High Stakes Lawyer
- Michael Barrington
- Feb 21
- 3 min read

Oakland Hell’s Angels, the Symbionese Liberation Army with their safe house in Concord, and the Chowchilla School Bus Kidnappers were just a few of the cases Will Maas worked on as a young lawyer living in Concord.
He was recruited by the world famous and notorious San Francsico lawyer, Melvin Belli. In many ways they were kindred spirits and while Belli routinely fired staff, Maas not only survived, he became his managing lawyer, supervising a large staff preparing material for trial cases.
Their clients included Erol Flynn, Chuck Berry, Mohammad Ali, The Rolling Stones, Lana Turner, Tony Curtis, Mae West and many of the rich and famous. They defended Zsa Zsa Gabor when Elk Summers sued Gabo for calling her ‘a financially strapped Hollywood has been.’ Defrocked TV evangelists Jim and Tami Baker were so pleased with Belli’s representation they gave him a gold-plated bible.
In his book, In Lincoln’s Footsteps, Maas takes the reader behind the scenes of the court room and into the high-stakes world of California’s criminal underworld from the 1960s to the 2010. He exposes us to the darkest corners of society.
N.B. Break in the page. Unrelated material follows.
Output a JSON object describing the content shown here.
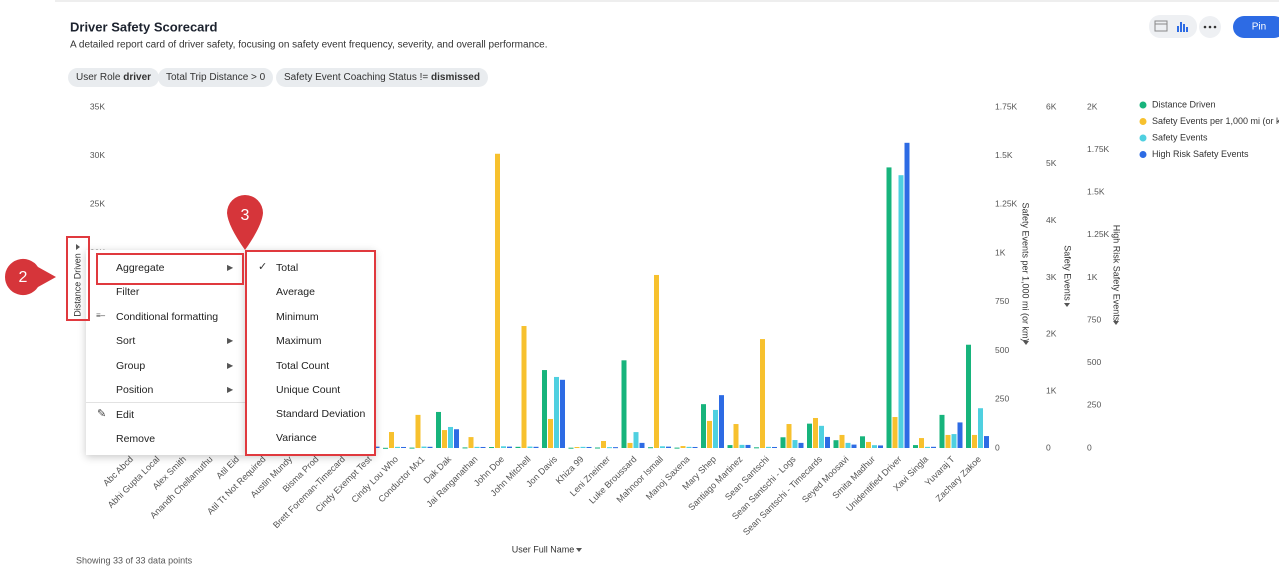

Maas worked as close as anybody was allowed, on a daily basis with the man Life Magazine had crowned in 1954, "The King of Torts.” In Maas’s book “Richer than the King of Torts,” Melvin Belli is stripped down to his white billowing boxer shorts, wandering between connected hotel rooms in Chicago. He is reduced to human dimensions in a lonely scene with Will Maas, munching on leftover fried chicken from the refrigerator served by his butler, at a sprawling dining table in his dark, empty Pacific Heights mansion. Belli is shown as raw, passionate, and funny. He was mean-spirited, ruthless and cruel. He and Mass parted company over Belli’s refusal to pay his trusted manager some duly earned compensation, for work over and above his normal responsibilities. A trivial and insignificant amount for Belli, for Maas it was a matter of principal. They later made up, and remained friends, but Maas left and started his own legal practice.
His law firm took on some of the state's most notorious cases. He successfully defended The Mitchell brothers, Jim and Art, from Antioch, whom Time Magazine called, ‘The Potentates of Pornography.’ and resolved 150 criminal cases pending in San Francsico, Hayward, Santa Ana, attempting to shut down their allegedly, ‘pornographic’ theaters. He was a defense lawyer in the infamous murder trial, the chilling Golden Gate Park Barrels case. The bodies of a man and two women were found inside two cement-sealed steel drums that had been left in Golden Gate Park. Three more bodies are subsequently found. There were several perpetrators. Maas’s client, Tina Livingston, served 21 months and 21 days instead of the gas chamber.
In 2001 he defended Marcos Ranjel, the accused "Pink Tarantula Beauty Parlor" assassin who received a sentence of life in prison rather than facing death row. That same year Maas was picked by his peers at the San Francisco Public defenders Office as the “Best Male Defender.” His Oscar, a bronze inscribed statue of “Lady Justice” sits in his bookcase at home.
Maas grew up in a small Iowa farm town and joined the army at age 18. He served three tours of duty in Viet Nam, became a paratrooper with the 1st Cavalry Division and later served with the 82nd Airborne Division. In part because of all the killing during the war, Maas was driven by a search for his own redemption to defend the accused. He believed that we are all flawed; all have the potential to murder. There was very little he wouldn’t do in his later life to defend his clients.
After military service, Maas graduated with bachelor's and master's degrees in English and an Ed.S. in Education from the University of Iowa. He received his law degree from John F. Kennedy Law School.
At age 40, he stopped drinking, smoking and realized he needed to take care of his mind and body. He began bicycling marathons, running marathons and completed six triathlons. In 2003 he completed the Olympic distance, International triathlon in San Jose. He also began teaching legal analysis, part-time, at JFK University Law School in Orinda.
In retirement he has become a published author, and through his writings we are able to benefit from his extraordinary legal career, with incredible insights and self-disclosure.
He continues to write and hike the local trails. You will often see this tall, sprightly fair-haired man, for he is your neighbor. He lives in Concord.